E então, como se a dor de Gula se fundisse com a do próprio Inferno, e de repente um ser aparece, a Ira. A tempestade interna da fúria não tinha se dissipado completamente. Ela ainda estava ali, com seus olhos flamejantes, mas a ira agora estava silenciada, transformada em algo mais... quieto. Mais introspectivo.

"Eu sou a raiva", disse a Ira, sua voz agora carregada de uma calma sombria. "Mas você não entende. Eu não nasci assim. Eu fui criada pela perda. Pela dor que ninguém quis ver. Eu sou a resposta do mundo a uma criança que nunca soube o que era amor verdadeiro. E, quando esse amor se foi, o que restou foi a raiva. Não é apenas o desejo de destruir. É o desejo de nunca mais sentir a dor da perda. De nunca mais ser deixada para trás."

A Ira não havia sido criada com fúria. Ela era como Gula, uma alma que foi transformada pelo sofrimento. Ela fora moldada pela dor de perder aquilo que mais amava, de ser descartada por um mundo que a rejeitou. E, assim como Gula, ela se tornou uma sombra, mas uma sombra de fúria, que nunca se apagava, mesmo que a raiva fosse finalmente esfriando.

"Você acha que a raiva é o fim de tudo", disse a Ira, com um sorriso amargo. "Mas a raiva não se apaga, não desaparece. Ela vive dentro de você, se alimenta das suas feridas, até que você não saiba mais quem você é sem ela. E, quando você acha que está tudo acabado, você percebe que a raiva nunca se foi. Ela apenas... espera."

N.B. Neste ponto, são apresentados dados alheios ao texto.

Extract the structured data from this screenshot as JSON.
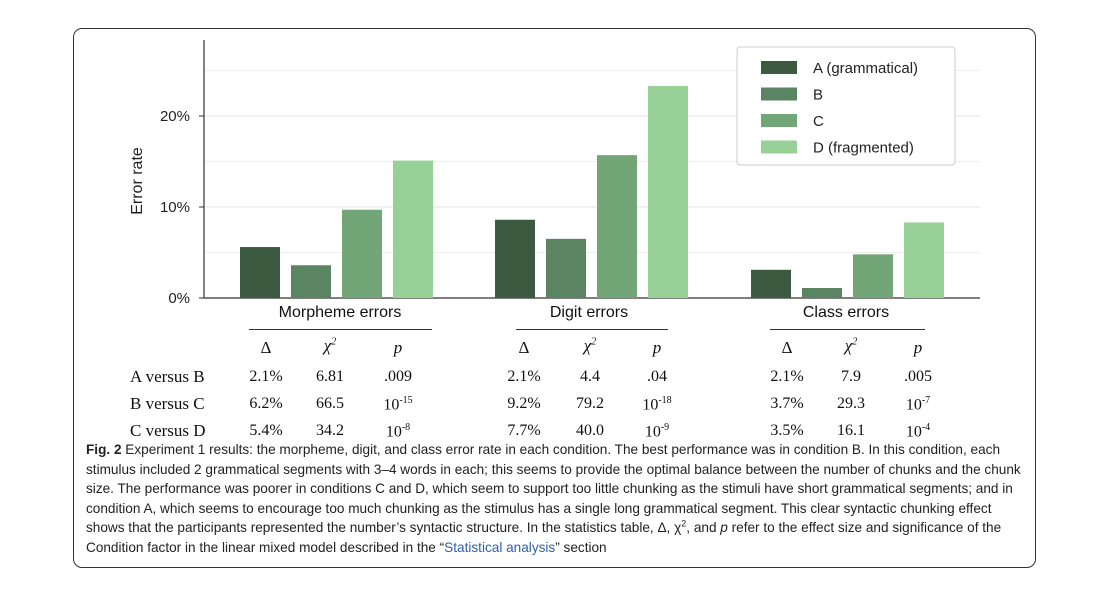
{
  "chart_data": {
    "type": "bar",
    "ylabel": "Error rate",
    "yticks": [
      "0%",
      "10%",
      "20%"
    ],
    "ylim": [
      0,
      27
    ],
    "categories": [
      "Morpheme errors",
      "Digit errors",
      "Class errors"
    ],
    "series": [
      {
        "name": "A (grammatical)",
        "color": "#3c5a40",
        "values": [
          5.6,
          8.6,
          3.1
        ]
      },
      {
        "name": "B",
        "color": "#5a8462",
        "values": [
          3.6,
          6.5,
          1.1
        ]
      },
      {
        "name": "C",
        "color": "#72a677",
        "values": [
          9.7,
          15.7,
          4.8
        ]
      },
      {
        "name": "D (fragmented)",
        "color": "#98d198",
        "values": [
          15.1,
          23.3,
          8.3
        ]
      }
    ],
    "legend_position": "top-right",
    "grid": true
  },
  "stats": {
    "headers": {
      "effect": "Δ",
      "chi": "χ",
      "chi_sup": "2",
      "p": "p"
    },
    "rows": [
      {
        "label": "A versus B",
        "groups": [
          {
            "delta": "2.1%",
            "chi": "6.81",
            "p": ".009",
            "p_sup": ""
          },
          {
            "delta": "2.1%",
            "chi": "4.4",
            "p": ".04",
            "p_sup": ""
          },
          {
            "delta": "2.1%",
            "chi": "7.9",
            "p": ".005",
            "p_sup": ""
          }
        ]
      },
      {
        "label": "B versus C",
        "groups": [
          {
            "delta": "6.2%",
            "chi": "66.5",
            "p": "10",
            "p_sup": "-15"
          },
          {
            "delta": "9.2%",
            "chi": "79.2",
            "p": "10",
            "p_sup": "-18"
          },
          {
            "delta": "3.7%",
            "chi": "29.3",
            "p": "10",
            "p_sup": "-7"
          }
        ]
      },
      {
        "label": "C versus D",
        "groups": [
          {
            "delta": "5.4%",
            "chi": "34.2",
            "p": "10",
            "p_sup": "-8"
          },
          {
            "delta": "7.7%",
            "chi": "40.0",
            "p": "10",
            "p_sup": "-9"
          },
          {
            "delta": "3.5%",
            "chi": "16.1",
            "p": "10",
            "p_sup": "-4"
          }
        ]
      }
    ]
  },
  "caption": {
    "label": "Fig. 2",
    "text_1": "Experiment 1 results: the morpheme, digit, and class error rate in each condition. The best performance was in condition B. In this condition, each stimulus included 2 grammatical segments with 3–4 words in each; this seems to provide the optimal balance between the number of chunks and the chunk size. The performance was poorer in conditions C and D, which seem to support too little chunking as the stimuli have short grammatical segments; and in condition A, which seems to encourage too much chunking as the stimulus has a single long grammatical segment. This clear syntactic chunking effect shows that the participants represented the number’s syntactic structure. In the statistics table, Δ, χ",
    "text_sup": "2",
    "text_2": ", and ",
    "text_p": "p",
    "text_3": " refer to the effect size and significance of the Condition factor in the linear mixed model described in the “",
    "link": "Statistical analysis",
    "text_4": "” section"
  }
}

Ambas, Gula e Ira, estavam presas em ciclos que não poderiam quebrar. O Inferno, de fato, não era um lugar para redenção. Era um lugar de tragédias sem fim, de almas que haviam se perdido nas suas próprias necessidades e dores. Cada círculo que eu atravessava me mostrava uma face da mesma moeda - um reflexo distorcido de uma existência que se tornara mais sombra do que ser.

Elas estavam condenadas. E, no fim, eu também estava.

Eu não sabia como poderia libertá-las, ou se isso seria possível. Mas uma coisa era certa: o Inferno não era apenas um lugar de fogo e tormento. Era o lugar onde as tragédias se tornavam eternas. Onde a dor, o desejo e a raiva se transformavam em monstros, e esses monstros estavam além de qualquer redenção.

E eu, que procurava respostas, estava cada vez mais perdido neste abismo.